With the arrival of Digital Video, I began shooting
at will, with no aims in mind. Living in Rome, naturally I shot there,
off the cuff, randomly. Rome
is a place of extraordinary visual richness and depth, of such intensity
that the tourist is readily overwhelmed, as is the resident. As in other
such intense environments - say New York, or London, or Mumbai - there
exists an auto defense mechanism which tends to close down our vision
in the
interests of our own sanity. I tried to resist this, and spent much
time simply walking, looking, slowly able to see beyond the immediately
obvious,
and to sense the endless layers.

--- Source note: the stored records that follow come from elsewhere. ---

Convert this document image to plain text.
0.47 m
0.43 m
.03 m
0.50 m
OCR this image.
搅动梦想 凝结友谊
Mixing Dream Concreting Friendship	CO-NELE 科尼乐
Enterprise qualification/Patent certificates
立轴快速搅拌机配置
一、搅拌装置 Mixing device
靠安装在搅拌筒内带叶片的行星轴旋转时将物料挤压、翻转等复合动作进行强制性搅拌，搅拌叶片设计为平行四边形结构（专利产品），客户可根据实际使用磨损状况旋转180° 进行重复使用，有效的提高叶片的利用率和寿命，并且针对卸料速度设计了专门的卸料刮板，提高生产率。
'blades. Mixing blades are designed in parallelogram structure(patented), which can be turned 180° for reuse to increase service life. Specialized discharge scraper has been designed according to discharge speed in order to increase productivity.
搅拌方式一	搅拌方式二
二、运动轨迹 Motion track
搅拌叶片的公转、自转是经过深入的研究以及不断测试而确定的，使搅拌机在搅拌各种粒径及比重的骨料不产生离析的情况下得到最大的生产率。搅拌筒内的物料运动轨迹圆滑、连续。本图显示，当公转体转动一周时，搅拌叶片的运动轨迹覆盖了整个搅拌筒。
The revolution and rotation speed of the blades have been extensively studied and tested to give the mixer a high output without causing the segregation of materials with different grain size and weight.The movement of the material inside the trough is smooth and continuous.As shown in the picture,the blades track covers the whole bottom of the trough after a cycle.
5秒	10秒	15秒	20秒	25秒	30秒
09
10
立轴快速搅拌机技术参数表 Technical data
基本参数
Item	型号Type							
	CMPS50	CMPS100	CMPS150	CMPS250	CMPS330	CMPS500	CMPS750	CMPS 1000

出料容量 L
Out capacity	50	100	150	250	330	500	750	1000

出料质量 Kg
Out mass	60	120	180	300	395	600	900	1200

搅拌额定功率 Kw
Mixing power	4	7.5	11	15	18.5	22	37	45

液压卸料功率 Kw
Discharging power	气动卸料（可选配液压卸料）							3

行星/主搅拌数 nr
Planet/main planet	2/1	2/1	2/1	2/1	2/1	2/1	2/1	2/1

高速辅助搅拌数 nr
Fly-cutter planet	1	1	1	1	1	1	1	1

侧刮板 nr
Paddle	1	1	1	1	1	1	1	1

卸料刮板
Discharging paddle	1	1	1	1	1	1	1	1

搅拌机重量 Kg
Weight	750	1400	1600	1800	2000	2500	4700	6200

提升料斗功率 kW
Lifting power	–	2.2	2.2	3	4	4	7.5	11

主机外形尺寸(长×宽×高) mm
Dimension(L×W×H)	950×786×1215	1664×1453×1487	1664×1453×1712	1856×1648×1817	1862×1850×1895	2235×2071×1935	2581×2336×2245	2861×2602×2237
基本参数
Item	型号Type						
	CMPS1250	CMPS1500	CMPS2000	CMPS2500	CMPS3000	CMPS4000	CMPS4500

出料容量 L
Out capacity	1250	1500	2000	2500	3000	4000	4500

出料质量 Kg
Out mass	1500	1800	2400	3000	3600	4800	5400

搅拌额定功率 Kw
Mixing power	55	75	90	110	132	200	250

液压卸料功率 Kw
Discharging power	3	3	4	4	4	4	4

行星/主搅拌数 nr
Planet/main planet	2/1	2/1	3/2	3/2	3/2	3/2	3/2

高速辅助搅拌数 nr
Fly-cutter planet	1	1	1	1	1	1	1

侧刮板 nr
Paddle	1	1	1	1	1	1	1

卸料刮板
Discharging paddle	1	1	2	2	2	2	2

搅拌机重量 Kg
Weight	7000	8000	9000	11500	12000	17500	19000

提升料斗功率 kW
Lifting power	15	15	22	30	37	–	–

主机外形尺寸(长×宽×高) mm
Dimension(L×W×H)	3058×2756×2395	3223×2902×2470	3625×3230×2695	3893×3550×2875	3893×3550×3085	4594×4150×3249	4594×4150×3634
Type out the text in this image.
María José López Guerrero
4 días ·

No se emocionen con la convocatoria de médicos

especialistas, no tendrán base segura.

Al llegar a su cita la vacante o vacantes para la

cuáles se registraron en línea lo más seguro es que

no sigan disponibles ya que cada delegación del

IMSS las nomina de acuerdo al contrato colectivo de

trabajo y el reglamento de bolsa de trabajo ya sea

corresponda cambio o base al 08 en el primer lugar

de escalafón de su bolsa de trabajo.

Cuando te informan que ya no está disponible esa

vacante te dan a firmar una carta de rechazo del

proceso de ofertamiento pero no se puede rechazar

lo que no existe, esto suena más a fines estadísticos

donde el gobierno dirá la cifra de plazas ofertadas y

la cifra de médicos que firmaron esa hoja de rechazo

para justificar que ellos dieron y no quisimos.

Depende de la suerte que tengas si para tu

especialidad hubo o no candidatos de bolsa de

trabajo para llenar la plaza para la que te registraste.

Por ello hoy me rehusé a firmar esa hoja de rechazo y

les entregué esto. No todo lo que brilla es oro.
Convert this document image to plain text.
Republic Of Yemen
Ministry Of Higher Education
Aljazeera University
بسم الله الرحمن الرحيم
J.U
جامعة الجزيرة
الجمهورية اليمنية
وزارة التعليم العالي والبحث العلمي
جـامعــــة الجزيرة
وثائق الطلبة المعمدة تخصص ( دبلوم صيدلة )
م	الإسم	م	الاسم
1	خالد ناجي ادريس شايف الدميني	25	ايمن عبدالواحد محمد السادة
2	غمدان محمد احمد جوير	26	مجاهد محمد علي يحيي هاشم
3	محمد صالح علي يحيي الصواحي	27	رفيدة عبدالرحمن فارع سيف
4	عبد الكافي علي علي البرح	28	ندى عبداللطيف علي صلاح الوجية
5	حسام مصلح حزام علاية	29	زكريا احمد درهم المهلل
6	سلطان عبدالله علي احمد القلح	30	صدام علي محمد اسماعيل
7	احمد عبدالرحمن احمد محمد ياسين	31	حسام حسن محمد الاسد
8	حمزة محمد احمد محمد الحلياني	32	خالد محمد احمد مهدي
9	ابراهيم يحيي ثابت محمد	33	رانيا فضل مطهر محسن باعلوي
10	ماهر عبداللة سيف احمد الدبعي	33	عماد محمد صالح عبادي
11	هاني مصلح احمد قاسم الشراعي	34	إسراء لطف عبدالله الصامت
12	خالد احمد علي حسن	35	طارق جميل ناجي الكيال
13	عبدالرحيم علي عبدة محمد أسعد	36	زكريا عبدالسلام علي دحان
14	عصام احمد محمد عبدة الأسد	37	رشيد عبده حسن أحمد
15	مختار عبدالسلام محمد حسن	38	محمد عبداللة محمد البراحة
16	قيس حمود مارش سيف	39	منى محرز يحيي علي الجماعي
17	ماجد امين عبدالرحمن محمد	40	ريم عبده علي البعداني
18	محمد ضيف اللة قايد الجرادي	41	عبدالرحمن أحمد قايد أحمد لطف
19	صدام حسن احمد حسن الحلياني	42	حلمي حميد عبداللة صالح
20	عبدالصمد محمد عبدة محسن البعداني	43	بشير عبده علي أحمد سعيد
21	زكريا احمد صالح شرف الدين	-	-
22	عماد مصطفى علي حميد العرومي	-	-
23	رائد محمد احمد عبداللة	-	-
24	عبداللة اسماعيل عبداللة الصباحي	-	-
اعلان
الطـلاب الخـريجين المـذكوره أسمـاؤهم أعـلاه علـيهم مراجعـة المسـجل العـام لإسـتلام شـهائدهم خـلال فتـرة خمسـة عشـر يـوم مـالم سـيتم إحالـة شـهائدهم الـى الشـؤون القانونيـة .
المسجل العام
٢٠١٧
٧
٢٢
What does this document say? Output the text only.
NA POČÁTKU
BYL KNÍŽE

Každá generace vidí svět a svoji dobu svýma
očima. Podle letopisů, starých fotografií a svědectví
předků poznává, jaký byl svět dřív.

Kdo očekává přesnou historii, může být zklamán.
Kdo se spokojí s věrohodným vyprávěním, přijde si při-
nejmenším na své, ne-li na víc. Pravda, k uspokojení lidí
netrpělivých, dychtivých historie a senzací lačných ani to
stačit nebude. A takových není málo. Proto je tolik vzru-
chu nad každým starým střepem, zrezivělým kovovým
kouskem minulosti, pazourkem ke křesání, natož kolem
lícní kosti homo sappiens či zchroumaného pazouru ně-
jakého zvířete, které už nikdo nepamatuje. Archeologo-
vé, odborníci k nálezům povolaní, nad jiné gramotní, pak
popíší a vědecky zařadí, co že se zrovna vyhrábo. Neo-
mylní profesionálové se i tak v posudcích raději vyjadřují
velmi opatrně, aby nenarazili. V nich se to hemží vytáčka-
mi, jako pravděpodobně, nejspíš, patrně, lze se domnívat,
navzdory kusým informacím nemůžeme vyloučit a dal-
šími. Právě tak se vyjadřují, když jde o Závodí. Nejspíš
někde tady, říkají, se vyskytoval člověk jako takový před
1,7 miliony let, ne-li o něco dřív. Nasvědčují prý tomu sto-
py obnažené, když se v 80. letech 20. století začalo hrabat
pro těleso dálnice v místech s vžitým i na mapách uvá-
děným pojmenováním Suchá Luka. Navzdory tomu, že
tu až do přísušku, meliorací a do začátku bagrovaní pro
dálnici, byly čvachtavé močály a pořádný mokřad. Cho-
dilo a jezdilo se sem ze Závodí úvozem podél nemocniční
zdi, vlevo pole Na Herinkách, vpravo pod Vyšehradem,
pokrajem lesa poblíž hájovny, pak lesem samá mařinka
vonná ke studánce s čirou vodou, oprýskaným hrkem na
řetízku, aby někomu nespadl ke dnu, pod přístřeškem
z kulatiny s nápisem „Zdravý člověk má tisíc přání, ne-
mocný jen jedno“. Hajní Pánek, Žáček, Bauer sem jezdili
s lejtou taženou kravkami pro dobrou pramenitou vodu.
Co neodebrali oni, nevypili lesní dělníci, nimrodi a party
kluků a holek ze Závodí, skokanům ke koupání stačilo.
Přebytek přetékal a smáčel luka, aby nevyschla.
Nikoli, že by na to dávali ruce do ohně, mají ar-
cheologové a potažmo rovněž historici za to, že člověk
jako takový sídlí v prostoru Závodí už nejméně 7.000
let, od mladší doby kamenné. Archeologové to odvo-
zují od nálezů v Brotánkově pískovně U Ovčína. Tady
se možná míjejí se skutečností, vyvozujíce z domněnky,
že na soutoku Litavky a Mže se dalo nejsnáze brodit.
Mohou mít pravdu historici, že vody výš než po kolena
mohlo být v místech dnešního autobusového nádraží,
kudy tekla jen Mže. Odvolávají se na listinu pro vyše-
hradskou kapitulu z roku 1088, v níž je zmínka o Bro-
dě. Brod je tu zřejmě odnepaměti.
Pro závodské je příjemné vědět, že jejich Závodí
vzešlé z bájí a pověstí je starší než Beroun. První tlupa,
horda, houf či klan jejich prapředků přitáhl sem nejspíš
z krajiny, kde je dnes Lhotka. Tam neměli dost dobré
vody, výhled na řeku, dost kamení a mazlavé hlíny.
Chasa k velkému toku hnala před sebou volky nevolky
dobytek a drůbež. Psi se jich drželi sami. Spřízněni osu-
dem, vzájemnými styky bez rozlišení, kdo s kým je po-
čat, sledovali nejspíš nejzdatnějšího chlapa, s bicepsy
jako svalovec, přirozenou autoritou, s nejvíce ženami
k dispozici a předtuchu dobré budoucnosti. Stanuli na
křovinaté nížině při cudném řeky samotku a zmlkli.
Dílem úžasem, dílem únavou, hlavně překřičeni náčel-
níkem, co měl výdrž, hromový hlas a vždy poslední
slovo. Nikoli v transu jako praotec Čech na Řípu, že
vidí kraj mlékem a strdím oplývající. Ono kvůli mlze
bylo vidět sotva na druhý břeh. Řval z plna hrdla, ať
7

I would walk down the same street and
suddenly see something I had passed 20 or 30 times before, but had not
seen.
Frankly Rome is too rich to even dream of sensing fully in a single
life-time - one may only attempt to skim its surface, to address this
or
that aspect, but not grasp the whole. Such a place can only induce humility.
Roma - un ritratto is but a hint at a larger work, for which
I
have much other material, but which would require far more shooting.
Should life conspire I hope to return to this work and find a means
to amplify on
the suggestions indicated in this work.